There were a total of five phone calls made on that supposedly unrecorded line – three from Ickes to Janiskee, and two from Warwick to Janiskee. Those calls were later found to have been accidentally recorded, according to the lawsuit.
“Every single phone in the city – landline and cell phone – we know when the phone is used, how long the phone call is and either to where you’re calling out or the number of the person calling in,” Sundstrom said, noting that, in the police department, most conversations are recorded.
The city’s two police unions filed the same grievance with the city, claiming that the five phone calls should not be available for use in disciplining the officers.
The grievance also requests that the five phone recordings be destroyed, said Ken Deering, the city’s labor relations manager.
The recordings have already been listened to by internal affairs staff at the police department, the police chief, the state police, the Kalamazoo County prosecutor, Sundstrom and Deering.
Those five phone calls also could be subject to a Freedom of Information Act request the city has received for internal investigation files, according to court documents.
The unions filed the grievances directly at the arbitration level.
One of the approved arbitrators agreed to in the unions’ contracts will be scheduled to hear the dispute in June, Deering said.
Arbitrators – typically professors or attorneys from the University of Michigan or Michigan State University – conduct an informal hearing and act as judge over the contract, Deering said. He said it would take about a month for them to come up with a decision.

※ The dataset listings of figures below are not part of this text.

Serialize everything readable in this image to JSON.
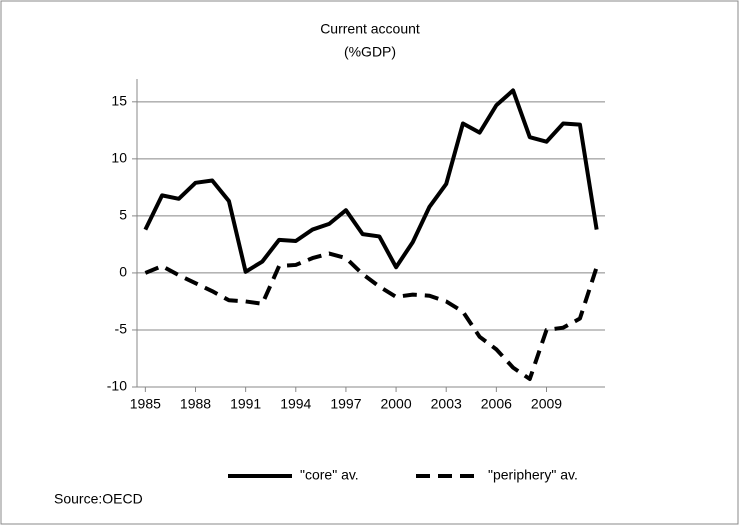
{
  "chart_data": {
    "type": "line",
    "title": "Current account",
    "subtitle": "(%GDP)",
    "source": "Source:OECD",
    "x": [
      1985,
      1986,
      1987,
      1988,
      1989,
      1990,
      1991,
      1992,
      1993,
      1994,
      1995,
      1996,
      1997,
      1998,
      1999,
      2000,
      2001,
      2002,
      2003,
      2004,
      2005,
      2006,
      2007,
      2008,
      2009,
      2010,
      2011,
      2012
    ],
    "series": [
      {
        "name": "\"core\" av.",
        "color": "#000000",
        "dash": "solid",
        "values": [
          3.8,
          6.8,
          6.5,
          7.9,
          8.1,
          6.3,
          0.1,
          1.0,
          2.9,
          2.8,
          3.8,
          4.3,
          5.5,
          3.4,
          3.2,
          0.5,
          2.7,
          5.8,
          7.8,
          13.1,
          12.3,
          14.7,
          16.0,
          11.9,
          11.5,
          13.1,
          13.0,
          3.8
        ]
      },
      {
        "name": "\"periphery\" av.",
        "color": "#000000",
        "dash": "dashed",
        "values": [
          0.0,
          0.6,
          -0.2,
          -0.9,
          -1.6,
          -2.4,
          -2.5,
          -2.7,
          0.6,
          0.7,
          1.3,
          1.7,
          1.3,
          -0.1,
          -1.2,
          -2.1,
          -1.9,
          -2.0,
          -2.5,
          -3.4,
          -5.6,
          -6.7,
          -8.3,
          -9.3,
          -5.0,
          -4.8,
          -4.0,
          0.5
        ]
      }
    ],
    "xlim": [
      1984.5,
      2012.5
    ],
    "xticks": [
      1985,
      1988,
      1991,
      1994,
      1997,
      2000,
      2003,
      2006,
      2009
    ],
    "ylim": [
      -10,
      17
    ],
    "yticks": [
      -10,
      -5,
      0,
      5,
      10,
      15
    ],
    "grid": true,
    "legend": "bottom"
  }
}
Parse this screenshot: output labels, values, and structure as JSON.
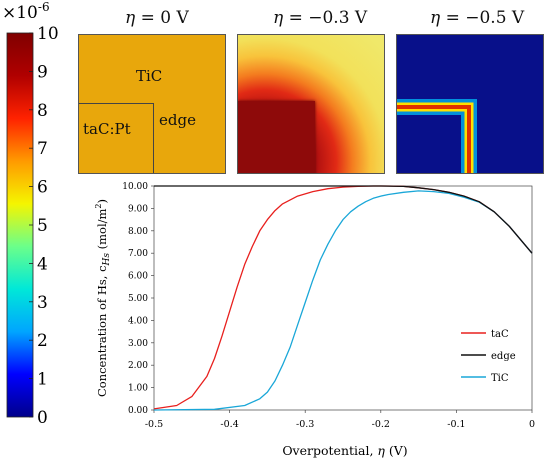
{
  "colorbar": {
    "multiplier": "×10",
    "exponent": "-6",
    "ticks": [
      "10",
      "9",
      "8",
      "7",
      "6",
      "5",
      "4",
      "3",
      "2",
      "1",
      "0"
    ],
    "min": 0,
    "max": 10,
    "colormap": [
      "#00008a",
      "#0000ff",
      "#00a5ff",
      "#00e8d8",
      "#6bff8a",
      "#f5f500",
      "#ff9a00",
      "#ff2200",
      "#b00000",
      "#800000"
    ]
  },
  "panels": [
    {
      "eta_symbol": "η",
      "eta_value": "= 0 V",
      "labels": [
        "TiC",
        "taC:Pt",
        "edge"
      ],
      "color": "#e8a70c"
    },
    {
      "eta_symbol": "η",
      "eta_value": "= −0.3 V",
      "labels": []
    },
    {
      "eta_symbol": "η",
      "eta_value": "= −0.5 V",
      "labels": []
    }
  ],
  "chart_data": {
    "type": "line",
    "xlabel_text": "Overpotential, ",
    "xlabel_symbol": "η",
    "xlabel_unit": " (V)",
    "ylabel_text": "Concentration of Hs, c",
    "ylabel_sub": "Hs",
    "ylabel_unit": " (mol/m",
    "ylabel_sup": "2",
    "ylabel_close": ")",
    "xlim": [
      -0.5,
      0
    ],
    "ylim": [
      0,
      10
    ],
    "xticks": [
      "-0.5",
      "-0.4",
      "-0.3",
      "-0.2",
      "-0.1",
      "0"
    ],
    "yticks": [
      "0.00",
      "1.00",
      "2.00",
      "3.00",
      "4.00",
      "5.00",
      "6.00",
      "7.00",
      "8.00",
      "9.00",
      "10.00"
    ],
    "legend_position": "bottom-right",
    "grid": false,
    "series": [
      {
        "name": "taC",
        "color": "#e8201e",
        "x": [
          -0.5,
          -0.47,
          -0.45,
          -0.43,
          -0.42,
          -0.41,
          -0.4,
          -0.39,
          -0.38,
          -0.37,
          -0.36,
          -0.35,
          -0.34,
          -0.33,
          -0.31,
          -0.29,
          -0.27,
          -0.25,
          -0.23,
          -0.21,
          -0.19,
          -0.17,
          -0.15,
          -0.13,
          -0.11,
          -0.09,
          -0.07,
          -0.05,
          -0.03,
          -0.01,
          0
        ],
        "y": [
          0.05,
          0.2,
          0.6,
          1.5,
          2.3,
          3.3,
          4.4,
          5.5,
          6.5,
          7.3,
          8.0,
          8.5,
          8.9,
          9.2,
          9.55,
          9.75,
          9.88,
          9.95,
          9.98,
          10.0,
          10.0,
          9.98,
          9.92,
          9.84,
          9.72,
          9.55,
          9.3,
          8.85,
          8.2,
          7.4,
          7.0
        ]
      },
      {
        "name": "edge",
        "color": "#111111",
        "x": [
          -0.5,
          -0.45,
          -0.4,
          -0.35,
          -0.3,
          -0.25,
          -0.2,
          -0.17,
          -0.15,
          -0.13,
          -0.11,
          -0.09,
          -0.07,
          -0.05,
          -0.03,
          -0.01,
          0
        ],
        "y": [
          10.0,
          10.0,
          10.0,
          10.0,
          10.0,
          10.0,
          10.0,
          9.98,
          9.92,
          9.84,
          9.72,
          9.55,
          9.3,
          8.85,
          8.2,
          7.4,
          7.0
        ]
      },
      {
        "name": "TiC",
        "color": "#1aa7d8",
        "x": [
          -0.5,
          -0.42,
          -0.38,
          -0.36,
          -0.35,
          -0.34,
          -0.33,
          -0.32,
          -0.31,
          -0.3,
          -0.29,
          -0.28,
          -0.27,
          -0.26,
          -0.25,
          -0.24,
          -0.23,
          -0.22,
          -0.21,
          -0.2,
          -0.19,
          -0.17,
          -0.15,
          -0.13,
          -0.11,
          -0.09,
          -0.07,
          -0.05,
          -0.03,
          -0.01,
          0
        ],
        "y": [
          0.0,
          0.03,
          0.2,
          0.5,
          0.8,
          1.3,
          2.0,
          2.8,
          3.8,
          4.8,
          5.8,
          6.7,
          7.4,
          8.0,
          8.5,
          8.85,
          9.1,
          9.3,
          9.45,
          9.55,
          9.62,
          9.72,
          9.78,
          9.75,
          9.67,
          9.5,
          9.28,
          8.85,
          8.2,
          7.4,
          7.0
        ]
      }
    ]
  }
}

The desire to quickly resolve the case prompted the city to take the case to the federal court this week.
Sundstrom told the City Commission that a judge’s ruling on the request could come as quickly as two days, or take long as four weeks.
“It’s not a common move for the city to take a union to court over evidence in a disciplinary case,” Sundstrom said.
City Commissioners have been kept apprised of the situation, but know few details, he said.
For now, the three officers are still city employees, suspended without pay.
Discharge hearings will be held in about a month. If they waive their right to that hearing, the officers would be fired – but could still file grievances, and potentially regain their jobs.
If they attend the hearing, and the deputy city manager decides that they still will be discharged, the officers would be fired – but could also still can file a grievance, and potentially regain their job.